Magnetic flip heralds solar max

Over the past 8 months, solar eruptions have increased in frequency and ferocity, a sign that the sun is at the peak of its 11-year activity cycle (SN: 1/13/01, p. 26). Now scientists have found another indicator that the so-called solar maximum has arrived–the polarity of the sun’s magnetic field has become more complex and a portion of it has flipped entirely.

As recently as last October, the sun’s magnetic north pole resided in the star’s northern hemisphere, as it had for the previous 11 years. But in late January, an analysis of magnetic measurements gathered since November by the U.S. National Solar Observatory atop Arizona’s Kitt Peak revealed that the field had flipped. The magnetic field in the sun’s northern hemisphere now points south, says solar physicist David H. Hathaway of NASA’s Marshall Space Flight Center in Huntsville, Ala.

Changes in the solar magnetic field drive the sun’s 11-year cycle. During solar maximum, magnetic activity increases, as indicated by the greater number of sunspots. These are the dark blotches on the surface of the sun that mark intense magnetic loops that arc into the sun’s outer atmosphere.
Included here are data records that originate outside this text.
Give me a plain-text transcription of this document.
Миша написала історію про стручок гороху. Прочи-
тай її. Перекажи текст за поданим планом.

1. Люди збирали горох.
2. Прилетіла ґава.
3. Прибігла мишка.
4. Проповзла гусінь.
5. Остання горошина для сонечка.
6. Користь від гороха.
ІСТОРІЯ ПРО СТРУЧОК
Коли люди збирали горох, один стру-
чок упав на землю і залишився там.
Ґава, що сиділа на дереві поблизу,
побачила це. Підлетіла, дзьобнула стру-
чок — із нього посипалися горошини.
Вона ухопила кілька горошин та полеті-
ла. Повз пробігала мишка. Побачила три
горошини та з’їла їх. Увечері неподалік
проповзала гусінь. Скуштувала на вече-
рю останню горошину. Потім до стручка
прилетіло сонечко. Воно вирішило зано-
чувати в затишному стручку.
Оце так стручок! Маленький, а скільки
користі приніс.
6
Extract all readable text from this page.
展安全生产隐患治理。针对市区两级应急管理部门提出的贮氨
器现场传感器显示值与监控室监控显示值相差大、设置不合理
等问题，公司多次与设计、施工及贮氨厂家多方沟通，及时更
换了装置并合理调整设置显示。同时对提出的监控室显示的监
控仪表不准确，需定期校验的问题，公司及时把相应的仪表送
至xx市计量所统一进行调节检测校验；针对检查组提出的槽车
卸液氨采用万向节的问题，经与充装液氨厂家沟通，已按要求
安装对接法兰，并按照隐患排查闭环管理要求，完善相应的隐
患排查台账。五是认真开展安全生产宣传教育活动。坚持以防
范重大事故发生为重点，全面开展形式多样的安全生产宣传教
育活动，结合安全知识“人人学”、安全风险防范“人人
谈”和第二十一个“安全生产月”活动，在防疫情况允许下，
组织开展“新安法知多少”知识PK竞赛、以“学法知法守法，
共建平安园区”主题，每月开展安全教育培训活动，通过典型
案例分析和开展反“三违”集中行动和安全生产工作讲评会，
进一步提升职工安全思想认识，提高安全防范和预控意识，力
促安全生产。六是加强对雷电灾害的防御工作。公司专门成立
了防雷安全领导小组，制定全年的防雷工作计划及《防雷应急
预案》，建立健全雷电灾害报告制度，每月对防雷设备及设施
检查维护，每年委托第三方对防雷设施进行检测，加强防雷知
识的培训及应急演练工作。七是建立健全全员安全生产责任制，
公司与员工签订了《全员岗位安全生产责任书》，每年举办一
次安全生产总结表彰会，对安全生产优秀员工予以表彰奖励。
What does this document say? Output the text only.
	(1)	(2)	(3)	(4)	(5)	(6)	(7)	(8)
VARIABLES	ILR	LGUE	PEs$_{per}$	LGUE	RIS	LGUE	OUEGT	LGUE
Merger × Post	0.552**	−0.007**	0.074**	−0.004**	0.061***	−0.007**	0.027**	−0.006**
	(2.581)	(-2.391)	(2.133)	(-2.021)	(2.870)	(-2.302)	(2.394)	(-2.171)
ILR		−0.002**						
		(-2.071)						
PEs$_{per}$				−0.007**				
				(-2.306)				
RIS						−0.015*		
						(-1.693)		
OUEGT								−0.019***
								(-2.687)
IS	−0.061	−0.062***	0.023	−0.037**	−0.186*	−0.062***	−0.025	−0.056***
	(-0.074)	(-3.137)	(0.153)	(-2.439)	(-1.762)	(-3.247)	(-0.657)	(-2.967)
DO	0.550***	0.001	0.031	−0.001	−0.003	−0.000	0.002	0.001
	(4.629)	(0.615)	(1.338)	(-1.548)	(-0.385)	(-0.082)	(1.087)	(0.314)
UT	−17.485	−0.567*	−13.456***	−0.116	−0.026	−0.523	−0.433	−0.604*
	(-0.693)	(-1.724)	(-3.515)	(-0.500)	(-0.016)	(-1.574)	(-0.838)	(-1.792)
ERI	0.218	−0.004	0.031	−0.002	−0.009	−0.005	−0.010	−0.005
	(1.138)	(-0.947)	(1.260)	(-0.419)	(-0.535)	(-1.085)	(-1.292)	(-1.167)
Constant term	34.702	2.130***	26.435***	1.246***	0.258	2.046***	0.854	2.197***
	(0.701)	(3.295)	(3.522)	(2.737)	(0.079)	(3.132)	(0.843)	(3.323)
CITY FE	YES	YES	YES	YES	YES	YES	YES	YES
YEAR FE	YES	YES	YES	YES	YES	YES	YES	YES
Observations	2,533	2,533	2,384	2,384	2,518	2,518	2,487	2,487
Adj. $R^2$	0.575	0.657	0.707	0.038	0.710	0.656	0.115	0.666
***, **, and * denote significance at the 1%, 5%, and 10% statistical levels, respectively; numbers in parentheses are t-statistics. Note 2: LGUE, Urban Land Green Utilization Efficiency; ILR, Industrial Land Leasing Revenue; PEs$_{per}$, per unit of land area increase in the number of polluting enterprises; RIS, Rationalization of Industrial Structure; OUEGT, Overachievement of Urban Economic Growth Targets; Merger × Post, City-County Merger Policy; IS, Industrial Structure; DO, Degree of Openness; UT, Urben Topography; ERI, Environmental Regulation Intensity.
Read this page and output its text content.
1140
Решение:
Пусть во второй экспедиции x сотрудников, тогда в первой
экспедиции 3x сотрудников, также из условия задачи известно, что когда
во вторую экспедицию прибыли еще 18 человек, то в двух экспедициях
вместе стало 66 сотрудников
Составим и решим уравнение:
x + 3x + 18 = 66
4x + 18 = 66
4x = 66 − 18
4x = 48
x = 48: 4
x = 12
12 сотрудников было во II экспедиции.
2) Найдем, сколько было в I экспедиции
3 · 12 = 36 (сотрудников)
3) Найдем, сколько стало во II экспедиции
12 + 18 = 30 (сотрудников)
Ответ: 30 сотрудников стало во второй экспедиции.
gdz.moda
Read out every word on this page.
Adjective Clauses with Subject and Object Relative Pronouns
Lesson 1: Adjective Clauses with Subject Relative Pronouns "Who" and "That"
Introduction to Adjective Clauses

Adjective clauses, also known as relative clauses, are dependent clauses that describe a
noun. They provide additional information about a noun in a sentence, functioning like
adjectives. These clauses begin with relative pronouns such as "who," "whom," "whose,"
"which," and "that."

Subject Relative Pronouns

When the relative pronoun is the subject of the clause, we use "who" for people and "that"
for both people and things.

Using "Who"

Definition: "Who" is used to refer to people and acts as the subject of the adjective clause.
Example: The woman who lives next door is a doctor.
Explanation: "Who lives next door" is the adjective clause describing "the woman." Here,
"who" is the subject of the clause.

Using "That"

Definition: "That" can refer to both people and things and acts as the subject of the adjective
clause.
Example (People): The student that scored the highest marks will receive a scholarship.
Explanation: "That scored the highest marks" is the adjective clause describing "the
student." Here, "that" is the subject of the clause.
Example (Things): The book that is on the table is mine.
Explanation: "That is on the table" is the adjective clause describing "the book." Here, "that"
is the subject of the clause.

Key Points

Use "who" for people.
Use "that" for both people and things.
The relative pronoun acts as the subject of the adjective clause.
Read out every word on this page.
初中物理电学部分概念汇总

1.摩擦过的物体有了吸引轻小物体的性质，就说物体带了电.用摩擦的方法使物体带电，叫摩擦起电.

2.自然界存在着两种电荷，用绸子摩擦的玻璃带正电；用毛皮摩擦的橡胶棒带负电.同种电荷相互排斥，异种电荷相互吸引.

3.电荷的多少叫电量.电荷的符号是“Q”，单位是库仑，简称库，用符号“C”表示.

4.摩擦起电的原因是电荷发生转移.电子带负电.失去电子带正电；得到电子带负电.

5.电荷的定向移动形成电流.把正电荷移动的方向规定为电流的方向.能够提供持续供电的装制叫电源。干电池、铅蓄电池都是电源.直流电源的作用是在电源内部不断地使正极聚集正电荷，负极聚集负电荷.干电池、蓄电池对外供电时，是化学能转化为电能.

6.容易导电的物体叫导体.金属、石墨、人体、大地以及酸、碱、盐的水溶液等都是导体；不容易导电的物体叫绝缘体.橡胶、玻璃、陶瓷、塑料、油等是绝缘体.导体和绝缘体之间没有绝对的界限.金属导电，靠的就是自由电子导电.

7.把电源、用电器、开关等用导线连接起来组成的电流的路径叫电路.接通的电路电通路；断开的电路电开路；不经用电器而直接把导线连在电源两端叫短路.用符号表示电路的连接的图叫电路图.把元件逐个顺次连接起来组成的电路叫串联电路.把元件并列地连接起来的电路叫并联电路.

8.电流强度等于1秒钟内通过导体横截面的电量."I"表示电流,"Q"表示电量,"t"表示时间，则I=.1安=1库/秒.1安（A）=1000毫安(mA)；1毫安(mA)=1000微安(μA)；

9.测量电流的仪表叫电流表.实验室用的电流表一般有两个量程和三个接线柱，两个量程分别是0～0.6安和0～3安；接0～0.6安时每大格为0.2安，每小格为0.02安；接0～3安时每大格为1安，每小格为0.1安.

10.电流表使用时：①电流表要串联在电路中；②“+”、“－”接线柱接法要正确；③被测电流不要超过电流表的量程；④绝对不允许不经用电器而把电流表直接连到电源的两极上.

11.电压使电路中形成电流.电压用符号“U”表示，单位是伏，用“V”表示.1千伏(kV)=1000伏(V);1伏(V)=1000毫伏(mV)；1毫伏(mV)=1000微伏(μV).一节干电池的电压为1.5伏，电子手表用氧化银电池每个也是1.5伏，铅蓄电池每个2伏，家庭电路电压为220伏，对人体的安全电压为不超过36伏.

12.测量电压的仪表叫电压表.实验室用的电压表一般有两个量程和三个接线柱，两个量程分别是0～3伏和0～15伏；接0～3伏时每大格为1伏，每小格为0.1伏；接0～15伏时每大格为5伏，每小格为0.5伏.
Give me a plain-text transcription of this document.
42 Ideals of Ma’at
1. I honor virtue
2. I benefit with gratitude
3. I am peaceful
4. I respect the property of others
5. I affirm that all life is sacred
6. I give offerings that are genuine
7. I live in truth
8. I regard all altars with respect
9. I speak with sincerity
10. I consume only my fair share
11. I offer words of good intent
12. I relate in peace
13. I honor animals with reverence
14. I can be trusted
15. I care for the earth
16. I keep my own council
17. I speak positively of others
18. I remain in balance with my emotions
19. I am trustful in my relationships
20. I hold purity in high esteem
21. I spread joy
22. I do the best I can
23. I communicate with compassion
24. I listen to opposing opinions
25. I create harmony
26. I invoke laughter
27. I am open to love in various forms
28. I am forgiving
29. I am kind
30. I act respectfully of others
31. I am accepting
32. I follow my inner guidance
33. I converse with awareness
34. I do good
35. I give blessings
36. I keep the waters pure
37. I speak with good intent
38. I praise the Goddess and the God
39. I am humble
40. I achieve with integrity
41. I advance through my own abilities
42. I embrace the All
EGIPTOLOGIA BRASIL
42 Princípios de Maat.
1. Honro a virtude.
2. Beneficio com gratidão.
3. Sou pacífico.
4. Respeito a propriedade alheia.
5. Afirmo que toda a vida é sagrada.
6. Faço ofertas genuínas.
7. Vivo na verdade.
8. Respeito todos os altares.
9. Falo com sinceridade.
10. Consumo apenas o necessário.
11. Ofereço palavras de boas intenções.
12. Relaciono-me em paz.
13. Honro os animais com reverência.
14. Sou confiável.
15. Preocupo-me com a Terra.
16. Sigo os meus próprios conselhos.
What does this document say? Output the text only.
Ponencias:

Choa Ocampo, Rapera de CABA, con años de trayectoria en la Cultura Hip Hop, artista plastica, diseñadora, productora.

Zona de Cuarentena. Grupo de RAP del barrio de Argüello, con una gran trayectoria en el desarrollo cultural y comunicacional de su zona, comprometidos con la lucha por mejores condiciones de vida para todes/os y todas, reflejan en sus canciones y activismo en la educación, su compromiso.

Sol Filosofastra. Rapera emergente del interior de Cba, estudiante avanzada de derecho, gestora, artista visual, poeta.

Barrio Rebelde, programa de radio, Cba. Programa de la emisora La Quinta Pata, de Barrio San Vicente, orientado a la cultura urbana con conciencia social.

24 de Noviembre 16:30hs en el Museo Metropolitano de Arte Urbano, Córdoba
Ionized gas flows from the sunspots, which cluster at mid-latitudes, to the sun’s poles. The gas carries with it the magnetic field associated with the sunspots. Because of the present orientation of the sunspots, the flow transports a south-pointing magnetic field to the north magnetic pole and a north-pointing field to the south. For now, notes Hathaway, only the northern magnetic pole has flipped; the southern magnetic pole still points south but should switch soon.